Clustering in pure-attention hardmax transformers and its role in sentiment analysis
This post provides an overview of the results in the paper Clustering in Pure-Attention Hardmax Transformers and its Role in Sentiment Analysis by Albert Alcalde, Giovanni Fantuzzi, and Enrique Zuazua [1]. Codes used to reproduce the simulations can be found at the repository:
https://github.com/DCN-FAU-AvH/clustering-hardmax-transformers
GitHub Repository
Resources available at our FAU DCN-AvH GitHub, o directly at: https://github.com/DCN-FAU-AvH/clustering-hardmax-transformers.
The transformer [9] is a fundamental model in contemporary machine learning that consistently outperforms traditional deep learning paradigms, such as recurrent neural networks [6], in tasks related to language modeling [2], computer vision [3], and audio processing [8]. The power of transformers is often attributed to the so-called self-attention sublayers, which, heuristically, identify relations between components of the transformer’s input data to facilitate prediction tasks. A rigorous explanation for the role of the self-attention sublayers, however, remains to be given.

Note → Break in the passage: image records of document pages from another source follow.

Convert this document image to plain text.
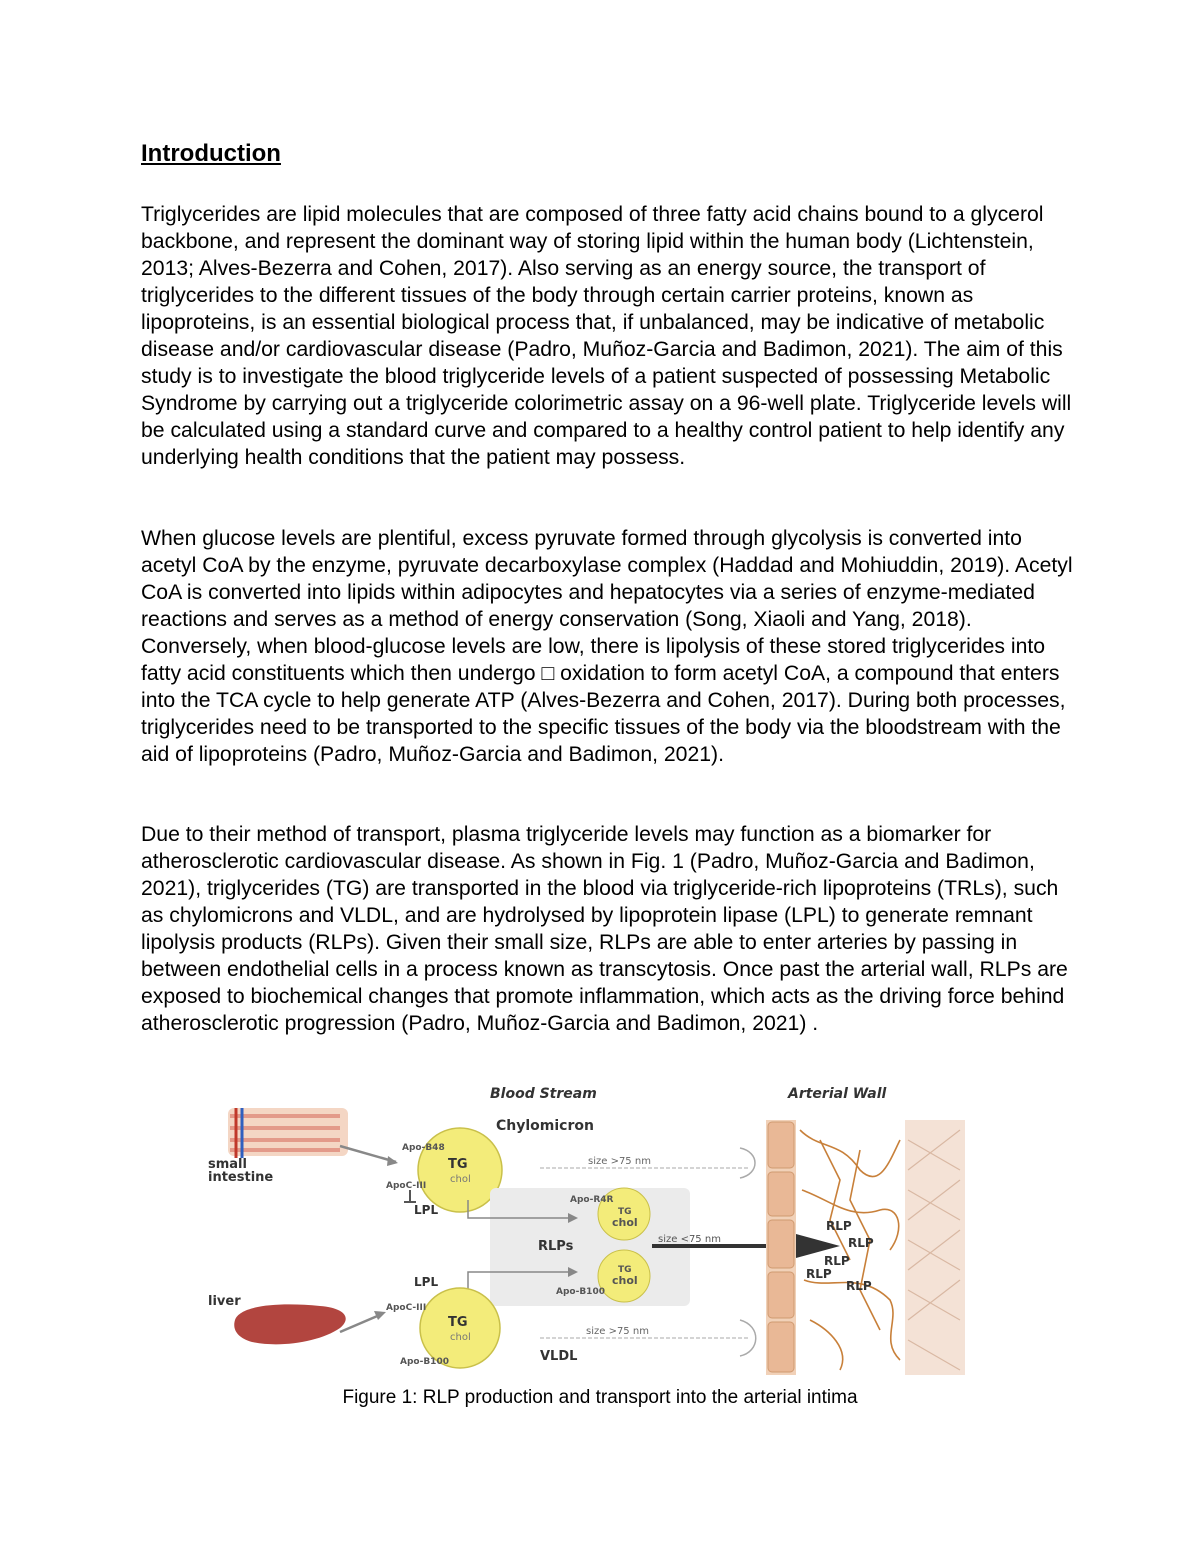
Introduction

Triglycerides are lipid molecules that are composed of three fatty acid chains bound to a glycerol backbone, and represent the dominant way of storing lipid within the human body (Lichtenstein, 2013; Alves-Bezerra and Cohen, 2017). Also serving as an energy source, the transport of triglycerides to the different tissues of the body through certain carrier proteins, known as lipoproteins, is an essential biological process that, if unbalanced, may be indicative of metabolic disease and/or cardiovascular disease (Padro, Muñoz-Garcia and Badimon, 2021). The aim of this study is to investigate the blood triglyceride levels of a patient suspected of possessing Metabolic Syndrome by carrying out a triglyceride colorimetric assay on a 96-well plate. Triglyceride levels will be calculated using a standard curve and compared to a healthy control patient to help identify any underlying health conditions that the patient may possess.

When glucose levels are plentiful, excess pyruvate formed through glycolysis is converted into acetyl CoA by the enzyme, pyruvate decarboxylase complex (Haddad and Mohiuddin, 2019). Acetyl CoA is converted into lipids within adipocytes and hepatocytes via a series of enzyme-mediated reactions and serves as a method of energy conservation (Song, Xiaoli and Yang, 2018). Conversely, when blood-glucose levels are low, there is lipolysis of these stored triglycerides into fatty acid constituents which then undergo □ oxidation to form acetyl CoA, a compound that enters into the TCA cycle to help generate ATP (Alves-Bezerra and Cohen, 2017). During both processes, triglycerides need to be transported to the specific tissues of the body via the bloodstream with the aid of lipoproteins (Padro, Muñoz-Garcia and Badimon, 2021).

Due to their method of transport, plasma triglyceride levels may function as a biomarker for atherosclerotic cardiovascular disease. As shown in Fig. 1 (Padro, Muñoz-Garcia and Badimon, 2021), triglycerides (TG) are transported in the blood via triglyceride-rich lipoproteins (TRLs), such as chylomicrons and VLDL, and are hydrolysed by lipoprotein lipase (LPL) to generate remnant lipolysis products (RLPs). Given their small size, RLPs are able to enter arteries by passing in between endothelial cells in a process known as transcytosis. Once past the arterial wall, RLPs are exposed to biochemical changes that promote inflammation, which acts as the driving force behind atherosclerotic progression (Padro, Muñoz-Garcia and Badimon, 2021) .

Blood Stream	Arterial Wall
Chylomicron
small
intestine
liver
Apo-B48
TG
chol
ApoC-III
LPL
size >75 nm
Apo-R4R
TG
chol
RLPs	size <75 nm
TG
chol
Apo-B100
LPL
ApoC-III
TG
chol
Apo-B100	VLDL
size >75 nm
RLP
RLP
RLP
RLP
RLP
Figure 1: RLP production and transport into the arterial intima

In our work, we take a step in this direction and provide precise mathematical results that explain the role of self-attention for a simplified but still expressive class of transformers, which we call pure-attention hardmax transformers.
The model
Pure-attention hardmax transformers are parameterized by a symmetric positive definite matrix A \in \mathbb{R}^{d\times d} and a scalar parameter \alpha > 0. They act on a collection of points z_{1}{},\ldots,z_{n}{} \in \R^d, called tokens in the machine learning literature, that we arrange as the rows of a matrix Z \in \mathbb{R}^{n\times d}. In applications, tokens encode components of the transformer input, such as words in a language model or snippets of an image in computer vision. Given initial token values z_{1}^{0},\ldots,z_{n}^{0}, the value z_{i}^{k+1} of token z_{i}^{k} returned by the k^{th} layer of our transformer model is
z_{i}^{k+1}=z_{i}^{k}+\frac{\alpha}{1+\alpha}\,\frac{1}{|{C_{i}}(Z^k)|}\sum_{j\in {C_{i}}(Z^k)}\Big({z_{j}}^{k}-z_{i}^{k}\Big), \qquad (1.1a)

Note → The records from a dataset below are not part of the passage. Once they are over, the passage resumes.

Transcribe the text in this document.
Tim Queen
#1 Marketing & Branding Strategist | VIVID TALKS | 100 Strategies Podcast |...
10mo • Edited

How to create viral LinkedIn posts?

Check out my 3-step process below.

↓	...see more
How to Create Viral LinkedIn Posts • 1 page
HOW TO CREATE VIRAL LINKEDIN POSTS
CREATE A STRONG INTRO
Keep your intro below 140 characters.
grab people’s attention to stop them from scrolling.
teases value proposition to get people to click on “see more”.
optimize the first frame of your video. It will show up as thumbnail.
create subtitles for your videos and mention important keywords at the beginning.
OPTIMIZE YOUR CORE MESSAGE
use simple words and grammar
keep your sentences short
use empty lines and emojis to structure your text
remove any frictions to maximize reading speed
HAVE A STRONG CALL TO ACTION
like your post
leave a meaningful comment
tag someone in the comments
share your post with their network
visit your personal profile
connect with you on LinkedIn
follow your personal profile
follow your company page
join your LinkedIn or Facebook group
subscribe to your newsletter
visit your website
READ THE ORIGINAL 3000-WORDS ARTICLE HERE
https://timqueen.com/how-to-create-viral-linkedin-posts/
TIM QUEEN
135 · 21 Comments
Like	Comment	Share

where Z^k is the token matrix in layer k and
{C_{i}}(Z^k)= \left\{ j\in [n]\,\, : \,\, \big\langle A z_{i}^{k}, z_{j}^{k}\big\rangle = \max_{\ell\in[n]} \big\langle A z_{i}^{k}, z_{\ell}^{k}\big\rangle \right\}. \qquad (1.1b)

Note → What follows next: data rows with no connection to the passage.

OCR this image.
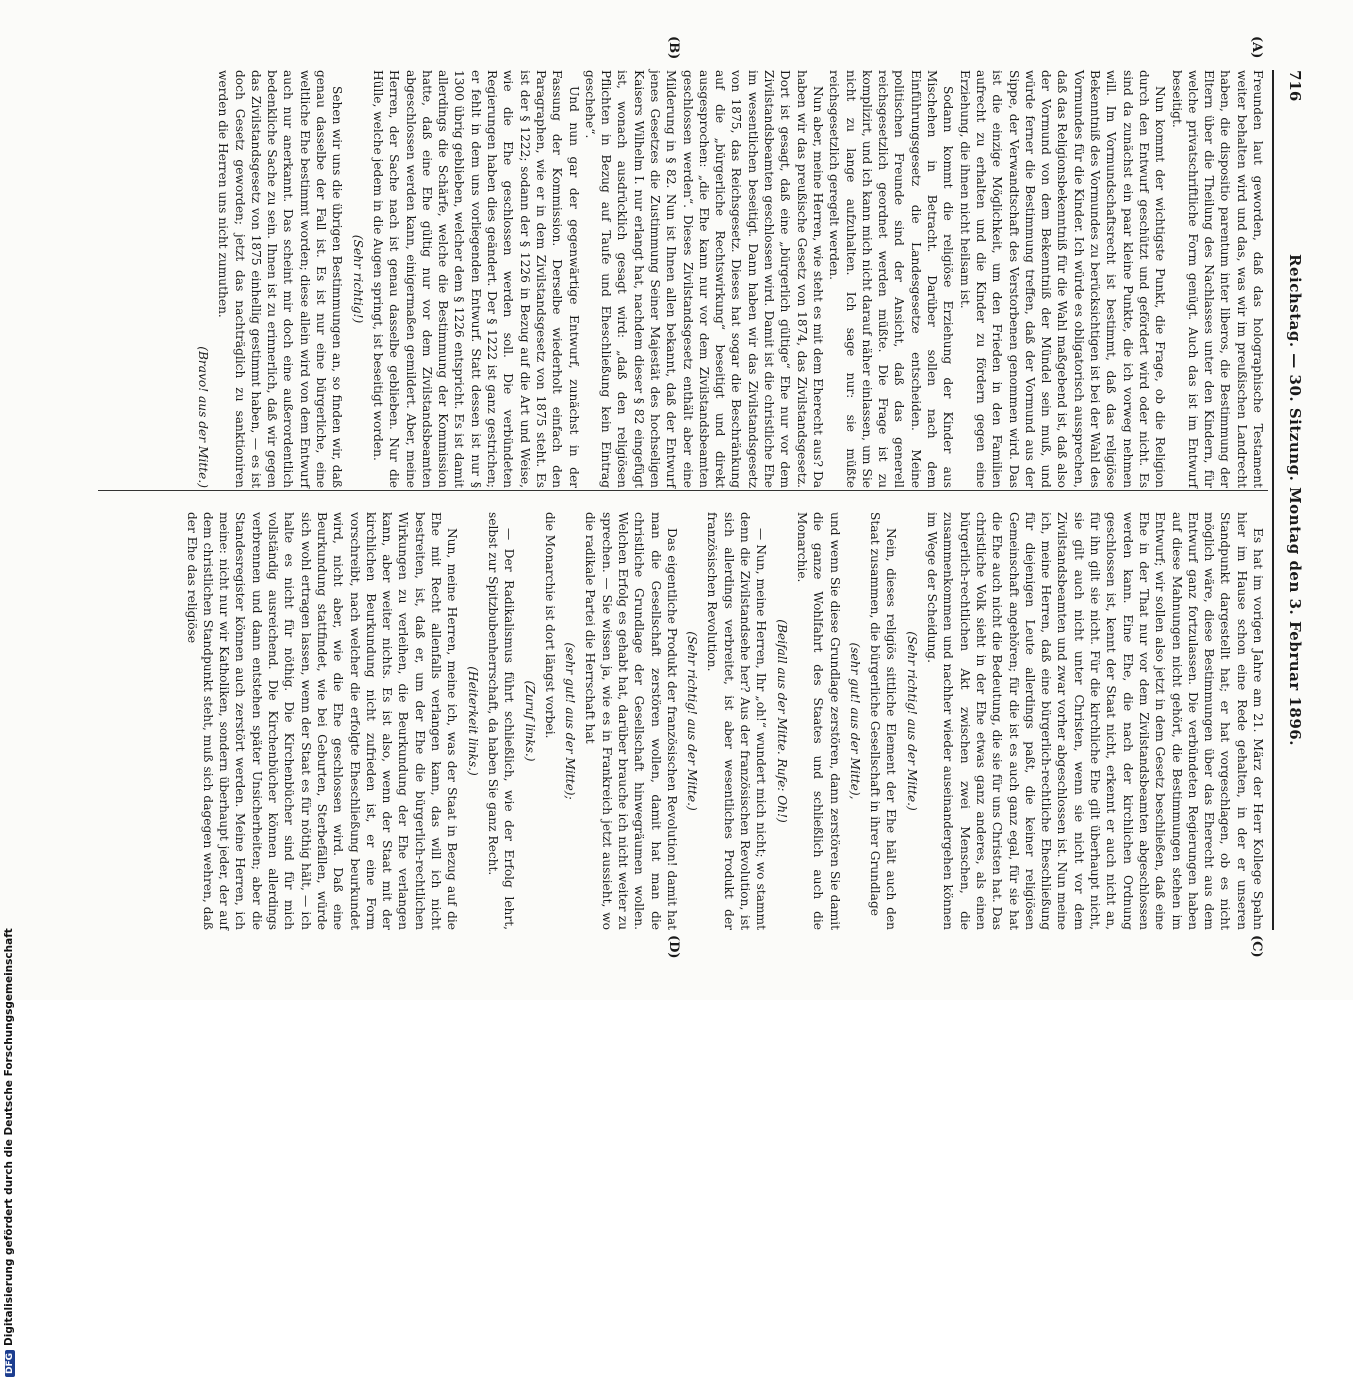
716
Reichstag. — 30. Sitzung. Montag den 3. Februar 1896.
(A)
(B)
(C)
(D)

Freunden laut geworden, daß das holographische Testament weiter behalten wird und das, was wir im preußischen Landrecht haben, die dispositio parentum inter liberos, die Bestimmung der Eltern über die Theilung des Nachlasses unter den Kindern, für welche privatschriftliche Form genügt. Auch das ist im Entwurf beseitigt.

Nun kommt der wichtigste Punkt, die Frage, ob die Religion durch den Entwurf geschützt und gefördert wird oder nicht. Es sind da zunächst ein paar kleine Punkte, die ich vorweg nehmen will. Im Vormundschaftsrecht ist bestimmt, daß das religiöse Bekenntniß des Vormundes zu berücksichtigen ist bei der Wahl des Vormundes für die Kinder. Ich würde es obligatorisch aussprechen, daß das Religionsbekenntniß für die Wahl maßgebend ist, daß also der Vormund von dem Bekenntniß der Mündel sein muß, und würde ferner die Bestimmung treffen, daß der Vormund aus der Sippe, der Verwandtschaft des Verstorbenen genommen wird. Das ist die einzige Möglichkeit, um den Frieden in den Familien aufrecht zu erhalten und die Kinder zu fördern gegen eine Erziehung, die ihnen nicht heilsam ist.

Sodann kommt die religiöse Erziehung der Kinder aus Mischehen in Betracht. Darüber sollen nach dem Einführungsgesetz die Landesgesetze entscheiden. Meine politischen Freunde sind der Ansicht, daß das generell reichsgesetzlich geordnet werden müßte. Die Frage ist zu komplizirt, und ich kann mich nicht darauf näher einlassen, um Sie nicht zu lange aufzuhalten. Ich sage nur: sie müßte reichsgesetzlich geregelt werden.

Nun aber, meine Herren, wie steht es mit dem Eherecht aus? Da haben wir das preußische Gesetz von 1874, das Zivilstandsgesetz. Dort ist gesagt, daß eine „bürgerlich gültige“ Ehe nur vor dem Zivilstandsbeamten geschlossen wird. Damit ist die christliche Ehe im wesentlichen beseitigt. Dann haben wir das Zivilstandsgesetz von 1875, das Reichsgesetz. Dieses hat sogar die Beschränkung auf die „bürgerliche Rechtswirkung“ beseitigt und direkt ausgesprochen: „die Ehe kann nur vor dem Zivilstandsbeamten geschlossen werden“. Dieses Zivilstandsgesetz enthält aber eine Milderung in § 82. Nun ist Ihnen allen bekannt, daß der Entwurf jenes Gesetzes die Zustimmung Seiner Majestät des hochseligen Kaisers Wilhelm I. nur erlangt hat, nachdem dieser § 82 eingefügt ist, wonach ausdrücklich gesagt wird: „daß den religiösen Pflichten in Bezug auf Taufe und Eheschließung kein Eintrag geschehe“.

Und nun gar der gegenwärtige Entwurf, zunächst in der Fassung der Kommission. Derselbe wiederholt einfach den Paragraphen, wie er in dem Zivilstandsgesetz von 1875 steht. Es ist der § 1222; sodann der § 1226 in Bezug auf die Art und Weise, wie die Ehe geschlossen werden soll. Die verbündeten Regierungen haben dies geändert. Der § 1222 ist ganz gestrichen; er fehlt in dem uns vorliegenden Entwurf. Statt dessen ist nur § 1300 übrig geblieben, welcher dem § 1226 entspricht. Es ist damit allerdings die Schärfe, welche die Bestimmung der Kommission hatte, daß eine Ehe gültig nur vor dem Zivilstandsbeamten abgeschlossen werden kann, einigermaßen gemildert. Aber, meine Herren, der Sache nach ist genau dasselbe geblieben. Nur die Hülle, welche jedem in die Augen springt, ist beseitigt worden.

(Sehr richtig!)

Sehen wir uns die übrigen Bestimmungen an, so finden wir, daß genau dasselbe der Fall ist. Es ist nur eine bürgerliche, eine weltliche Ehe bestimmt worden; diese allein wird von dem Entwurf auch nur anerkannt. Das scheint mir doch eine außerordentlich bedenkliche Sache zu sein. Ihnen ist zu erinnerlich, daß wir gegen das Zivilstandsgesetz von 1875 einhellig gestimmt haben, — es ist doch Gesetz geworden; jetzt das nachträglich zu sanktioniren werden die Herren uns nicht zumuthen.

(Bravo! aus der Mitte.)

Es hat im vorigen Jahre am 21. März der Herr Kollege Spahn hier im Hause schon eine Rede gehalten, in der er unseren Standpunkt dargestellt hat; er hat vorgeschlagen, ob es nicht möglich wäre, diese Bestimmungen über das Eherecht aus dem Entwurf ganz fortzulassen. Die verbündeten Regierungen haben auf diese Mahnungen nicht gehört, die Bestimmungen stehen im Entwurf; wir sollen also jetzt in dem Gesetz beschließen, daß eine Ehe in der That nur vor dem Zivilstandsbeamten abgeschlossen werden kann. Eine Ehe, die nach der kirchlichen Ordnung geschlossen ist, kennt der Staat nicht, erkennt er auch nicht an, für ihn gilt sie nicht. Für die kirchliche Ehe gilt überhaupt nicht, sie gilt auch nicht unter Christen, wenn sie nicht vor dem Zivilstandsbeamten und zwar vorher abgeschlossen ist. Nun meine ich, meine Herren, daß eine bürgerlich-rechtliche Eheschließung für diejenigen Leute allerdings paßt, die keiner religiösen Gemeinschaft angehören; für die ist es auch ganz egal, für sie hat die Ehe auch nicht die Bedeutung, die sie für uns Christen hat. Das christliche Volk sieht in der Ehe etwas ganz anderes, als einen bürgerlich-rechtlichen Akt zwischen zwei Menschen, die zusammenkommen und nachher wieder auseinandergehen können im Wege der Scheidung.

(Sehr richtig! aus der Mitte.)

Nein, dieses religiös sittliche Element der Ehe hält auch den Staat zusammen, die bürgerliche Gesellschaft in ihrer Grundlage

(sehr gut! aus der Mitte),

und wenn Sie diese Grundlage zerstören, dann zerstören Sie damit die ganze Wohlfahrt des Staates und schließlich auch die Monarchie.

(Beifall aus der Mitte. Rufe: Oh!)

— Nun, meine Herren, Ihr „oh!“ wundert mich nicht; wo stammt denn die Zivilstandsehe her? Aus der französischen Revolution, ist sich allerdings verbreitet, ist aber wesentliches Produkt der französischen Revolution.

(Sehr richtig! aus der Mitte.)

Das eigentliche Produkt der französischen Revolution! damit hat man die Gesellschaft zerstören wollen, damit hat man die christliche Grundlage der Gesellschaft hinwegräumen wollen. Welchen Erfolg es gehabt hat, darüber brauche ich nicht weiter zu sprechen. — Sie wissen ja, wie es in Frankreich jetzt aussieht, wo die radikale Partei die Herrschaft hat

(sehr gut! aus der Mitte);

die Monarchie ist dort längst vorbei.

(Zuruf links.)

— Der Radikalismus führt schließlich, wie der Erfolg lehrt, selbst zur Spitzbubenherrschaft, da haben Sie ganz Recht.

(Heiterkeit links.)

Nun, meine Herren, meine ich, was der Staat in Bezug auf die Ehe mit Recht allenfalls verlangen kann, das will ich nicht bestreiten, ist, daß er, um der Ehe die bürgerlich-rechtlichen Wirkungen zu verleihen, die Beurkundung der Ehe verlangen kann, aber weiter nichts. Es ist also, wenn der Staat mit der kirchlichen Beurkundung nicht zufrieden ist, er eine Form vorschreibt, nach welcher die erfolgte Eheschließung beurkundet wird, nicht aber, wie die Ehe geschlossen wird. Daß eine Beurkundung stattfindet, wie bei Geburten, Sterbefällen, würde sich wohl ertragen lassen, wenn der Staat es für nöthig hält, — ich halte es nicht für nöthig. Die Kirchenbücher sind für mich vollständig ausreichend. Die Kirchenbücher können allerdings verbrennen und dann entstehen später Unsicherheiten; aber die Standesregister können auch zerstört werden. Meine Herren, ich meine: nicht nur wir Katholiken, sondern überhaupt jeder, der auf dem christlichen Standpunkt steht, muß sich dagegen wehren, daß der Ehe das religiöse

DFGDigitalisierung gefördert durch die Deutsche Forschungsgemeinschaft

In these equations, |{C_{i}}(Z^k)| is the cardinality of the index set {C_{i}}(Z^k), angled brackets denote the standard inner product in \R^d, and [n]=\{1,\ldots,n\}. We note that, if we view (1.1) as a discrete-time dynamical system describing the evolution of tokens (see [4,5,7] for more on this dynamical perspective), then the self-attention mechanism has a simple geometric interpretation: token z_{i}^{k} is attracted to the tokens with the largest orthogonal projection in the direction of A z_{i}^{k} (cf. Figure 1), with the parameter \alpha acting as a step-size that regulates the intensity of the attraction.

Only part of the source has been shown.